Polis karakolunu koruyan güvenlik şirketi belki Türk okuruna garip gelse de Güney Afrika'da insanlara çok şaşırtıcı gelmemektedir. Ancak güvenliğin olmadığı ülkelerde insanları elektrik telleriyle çevrili binalarda hapsedersiniz. Bunun sorumlusu şüphesiz ülkede güvenliği sağlayamayan devlettir.

Güney Afrika'da üniversitelerin tuvaletlerinde tecavüz suçuna karşı yapılan uyarıların caydırıcı değil alay konusu olması ülkenin düştüğü trajikomik hallerden biridir. Dün Apartheid devrini eleştirenler bugün neredeyse ülkenin eski ırkçı idaresine rahmet okutur duruma gelmiştir. 

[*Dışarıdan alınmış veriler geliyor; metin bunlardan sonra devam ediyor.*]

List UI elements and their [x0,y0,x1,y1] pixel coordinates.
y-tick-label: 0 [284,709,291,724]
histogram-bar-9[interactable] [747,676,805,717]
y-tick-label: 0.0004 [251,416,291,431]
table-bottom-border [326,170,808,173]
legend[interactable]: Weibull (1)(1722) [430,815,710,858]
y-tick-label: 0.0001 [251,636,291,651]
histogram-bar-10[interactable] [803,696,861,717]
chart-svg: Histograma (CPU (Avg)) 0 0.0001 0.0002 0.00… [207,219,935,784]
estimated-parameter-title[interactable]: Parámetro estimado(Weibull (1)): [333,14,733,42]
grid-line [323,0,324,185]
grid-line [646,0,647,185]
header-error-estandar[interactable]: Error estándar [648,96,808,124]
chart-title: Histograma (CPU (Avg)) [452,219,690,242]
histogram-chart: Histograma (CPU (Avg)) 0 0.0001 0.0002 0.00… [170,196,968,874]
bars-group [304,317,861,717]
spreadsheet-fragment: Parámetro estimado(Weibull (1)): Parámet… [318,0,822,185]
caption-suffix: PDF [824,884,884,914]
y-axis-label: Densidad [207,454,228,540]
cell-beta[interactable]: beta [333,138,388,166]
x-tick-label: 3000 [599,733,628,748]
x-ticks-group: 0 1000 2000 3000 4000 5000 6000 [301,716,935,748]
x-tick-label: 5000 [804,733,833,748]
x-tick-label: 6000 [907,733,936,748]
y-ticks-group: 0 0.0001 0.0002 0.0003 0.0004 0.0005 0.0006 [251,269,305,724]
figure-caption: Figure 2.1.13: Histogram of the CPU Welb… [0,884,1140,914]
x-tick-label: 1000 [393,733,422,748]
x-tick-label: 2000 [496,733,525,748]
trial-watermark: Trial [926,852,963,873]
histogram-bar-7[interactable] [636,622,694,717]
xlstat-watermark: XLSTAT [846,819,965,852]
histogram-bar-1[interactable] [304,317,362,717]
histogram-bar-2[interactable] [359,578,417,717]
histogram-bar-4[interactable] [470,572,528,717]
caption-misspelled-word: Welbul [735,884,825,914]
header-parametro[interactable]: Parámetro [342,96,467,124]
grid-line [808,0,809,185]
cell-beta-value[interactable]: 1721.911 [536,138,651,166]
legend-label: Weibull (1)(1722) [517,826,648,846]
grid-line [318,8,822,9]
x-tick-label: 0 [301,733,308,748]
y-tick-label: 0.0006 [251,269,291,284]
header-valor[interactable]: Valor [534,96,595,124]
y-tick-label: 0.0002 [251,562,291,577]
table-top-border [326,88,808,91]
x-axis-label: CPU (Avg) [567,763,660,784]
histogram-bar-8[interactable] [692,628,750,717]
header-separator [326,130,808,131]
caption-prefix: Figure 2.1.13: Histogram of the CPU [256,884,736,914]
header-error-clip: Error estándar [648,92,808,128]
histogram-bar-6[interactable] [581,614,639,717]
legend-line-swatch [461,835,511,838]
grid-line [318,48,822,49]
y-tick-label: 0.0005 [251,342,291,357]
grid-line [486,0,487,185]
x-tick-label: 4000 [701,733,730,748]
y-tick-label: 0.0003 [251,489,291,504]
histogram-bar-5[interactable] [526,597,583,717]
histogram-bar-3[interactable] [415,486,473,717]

Yabancılara karşı Zenofobik saldırıların Güney Afrika'da geldiği nokta ise uluslararası basına yansımış durumda vahimdir. 1994 yılından sonra ilerlemesi gereken bu güzel ve zengin ülke yolsuzluklardan başını kaldıramaz durumda mücadele etmektedir.

Arkaya dönüp baktığınızda Mandela'nın ülkesi Güney Afrika'da geriye kalan refah, huzur ve demokrasi olması gerekirken sefalet, suç ve sükut-u hayaldir.

Ders alınmasıyla dileğiyle..

 

*Bu makalede yer alan fikirler yazara aittir ve Independent Türkçe'nin editöryal politikasını yansıtmayabilir.